Tremblant Capital Group, which owns more than 5% of Skechers, wrote to the company’s board Wednesday urging it to collapse Skecher’s dual-class share structure, start an aggressive share buyback program, pay a dividend and improve its communication with investors.
While New York-based Tremblant praised the controlling Greenberg family’s management of the brand, it raised concerns about whether the family’s interests are fully aligned with shareholders, a mismatch that it said contributes to Skecher’s shares trading at a significant discount to peers.
Tremblant urged Skechers to return some of the $1.18 billion in cash and cash equivalents it had at the end of the third quarter to shareholders.
“We believe once these concerns are addressed, shareholders will likely feel so aligned with management and the Greenberg family that unease around the founding family dynamics will dissipate, driving the multiple higher and creating tremendous value for shareholders,” Tremblant Chief Executive Officer Brett Barakett, wrote in the letter, which was also signed by Austin Stephen and Bryan Walsh. A copy of the letter was viewed by Bloomberg News.

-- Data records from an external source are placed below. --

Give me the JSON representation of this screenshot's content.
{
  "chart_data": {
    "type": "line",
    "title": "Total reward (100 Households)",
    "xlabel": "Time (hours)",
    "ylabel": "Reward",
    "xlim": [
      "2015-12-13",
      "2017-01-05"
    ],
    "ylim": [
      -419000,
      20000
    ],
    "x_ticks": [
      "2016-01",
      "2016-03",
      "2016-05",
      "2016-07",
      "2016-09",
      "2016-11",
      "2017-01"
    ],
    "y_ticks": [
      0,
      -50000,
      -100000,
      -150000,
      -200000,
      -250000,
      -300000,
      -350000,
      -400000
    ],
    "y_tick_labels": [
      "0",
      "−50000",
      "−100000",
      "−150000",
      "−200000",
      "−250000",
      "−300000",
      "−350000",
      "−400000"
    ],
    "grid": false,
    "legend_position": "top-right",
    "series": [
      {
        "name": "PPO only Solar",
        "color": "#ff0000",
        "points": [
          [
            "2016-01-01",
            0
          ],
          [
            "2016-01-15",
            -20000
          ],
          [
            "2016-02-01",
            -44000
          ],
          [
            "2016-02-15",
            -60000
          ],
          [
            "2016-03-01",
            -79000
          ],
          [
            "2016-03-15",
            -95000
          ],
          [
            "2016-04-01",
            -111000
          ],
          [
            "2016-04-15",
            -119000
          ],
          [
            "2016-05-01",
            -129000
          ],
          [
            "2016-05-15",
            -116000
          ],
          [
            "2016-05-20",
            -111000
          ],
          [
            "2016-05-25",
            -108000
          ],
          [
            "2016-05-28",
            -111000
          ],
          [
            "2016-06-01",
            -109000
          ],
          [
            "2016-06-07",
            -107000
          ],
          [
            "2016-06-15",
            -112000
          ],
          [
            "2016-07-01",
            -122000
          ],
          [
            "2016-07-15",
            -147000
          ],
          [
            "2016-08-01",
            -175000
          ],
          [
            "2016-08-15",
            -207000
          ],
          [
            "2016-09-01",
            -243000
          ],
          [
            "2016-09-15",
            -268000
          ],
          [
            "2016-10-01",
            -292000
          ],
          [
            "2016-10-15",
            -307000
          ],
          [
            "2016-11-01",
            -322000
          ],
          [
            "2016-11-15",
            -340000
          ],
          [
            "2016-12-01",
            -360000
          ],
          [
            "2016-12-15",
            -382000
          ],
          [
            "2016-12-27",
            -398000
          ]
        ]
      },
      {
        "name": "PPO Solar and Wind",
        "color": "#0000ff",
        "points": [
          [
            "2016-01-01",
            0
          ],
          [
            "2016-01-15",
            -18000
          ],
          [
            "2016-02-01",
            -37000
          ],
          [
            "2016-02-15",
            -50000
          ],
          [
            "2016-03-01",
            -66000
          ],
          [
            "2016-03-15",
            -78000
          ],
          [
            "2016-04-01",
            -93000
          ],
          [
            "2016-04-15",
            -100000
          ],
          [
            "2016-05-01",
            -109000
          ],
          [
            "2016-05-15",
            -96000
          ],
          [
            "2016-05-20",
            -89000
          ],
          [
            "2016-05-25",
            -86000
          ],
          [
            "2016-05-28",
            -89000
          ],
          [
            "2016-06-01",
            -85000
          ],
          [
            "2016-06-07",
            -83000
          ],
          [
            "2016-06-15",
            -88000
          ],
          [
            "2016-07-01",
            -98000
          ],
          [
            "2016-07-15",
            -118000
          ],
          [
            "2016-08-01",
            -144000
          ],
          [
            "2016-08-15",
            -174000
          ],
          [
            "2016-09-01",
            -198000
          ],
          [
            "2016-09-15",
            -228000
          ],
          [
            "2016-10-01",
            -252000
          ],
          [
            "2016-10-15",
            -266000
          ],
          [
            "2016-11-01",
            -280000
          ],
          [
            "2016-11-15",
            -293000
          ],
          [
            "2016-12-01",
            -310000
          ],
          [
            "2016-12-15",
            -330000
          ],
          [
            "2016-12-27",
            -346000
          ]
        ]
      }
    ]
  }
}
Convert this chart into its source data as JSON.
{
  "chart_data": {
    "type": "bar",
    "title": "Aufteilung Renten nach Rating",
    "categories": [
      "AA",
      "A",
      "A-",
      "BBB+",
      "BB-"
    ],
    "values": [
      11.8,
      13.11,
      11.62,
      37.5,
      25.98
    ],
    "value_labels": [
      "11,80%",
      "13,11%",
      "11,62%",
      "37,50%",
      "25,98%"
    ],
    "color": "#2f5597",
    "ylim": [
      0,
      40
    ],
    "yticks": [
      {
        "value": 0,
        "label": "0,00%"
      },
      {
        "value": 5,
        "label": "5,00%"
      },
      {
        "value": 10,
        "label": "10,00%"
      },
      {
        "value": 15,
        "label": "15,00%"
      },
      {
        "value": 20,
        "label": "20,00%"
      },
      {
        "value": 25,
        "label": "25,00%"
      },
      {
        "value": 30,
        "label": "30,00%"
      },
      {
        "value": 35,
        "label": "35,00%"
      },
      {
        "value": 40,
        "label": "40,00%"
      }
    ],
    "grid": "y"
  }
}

Shares of Skechers have gained about 25% this year. They closed Tuesday at $44.92 each, down 3.4% on the day, giving the company a market value of about $7 billion.
A representative for Skechers wasn’t immediately available for comment.
Manhattan Beach, California-based Skechers, which designs and markets casual and sporty footwear and clothing, had annual sales of $4.6 billion last year and shipped 163 million pairs of shoes, according to its website. Its first product -- a men’s logger boot -- was launched at the height of the grunge trend in 1992.
Despite Skechers’ revenue growth outpacing rivals like Nike Inc., Adidas AG and Puma SE, Tremblant has lingering concerns around volatile costs, and said the lack of a dividend, buyback or any capital markets days drags on the stock. The firm also recommended that Skechers should hire an internal investor relations professional.
Tremblant said that if its suggestions were implemented, they could add $4 billion in incremental value to the Greenberg’s $1.1 billion stake over the next decade. The family controls more than 60% of the voting power in Skechers.
While Tremblant said that the largest overhang on Skechers’ stock is its dual-class share structure, it also wants the company to buy back 40% of its stock over the next decade. That could provide a 60% uplift on earnings per share in 2030, and is more attractive than any potential acquisitions, the firm wrote.
“This creates an opportunity to generate many billions of dollars in value for the Greenberg family and other shareholders through thoughtful capital allocation that focuses on maximizing long-term shareholder value,” the trio wrote in the letter.
Skechers is considering strategic options for its Asia business, including an initial public offering that could raise about $1.5 billion, Bloomberg News reported in October.
Tremblant, with more than $3 billion in assets under management, isn’t a traditional activist and prefers to keep its discussions with the companies it invests in behind closed doors. The global asset manager was founded in 2001 by Barakett.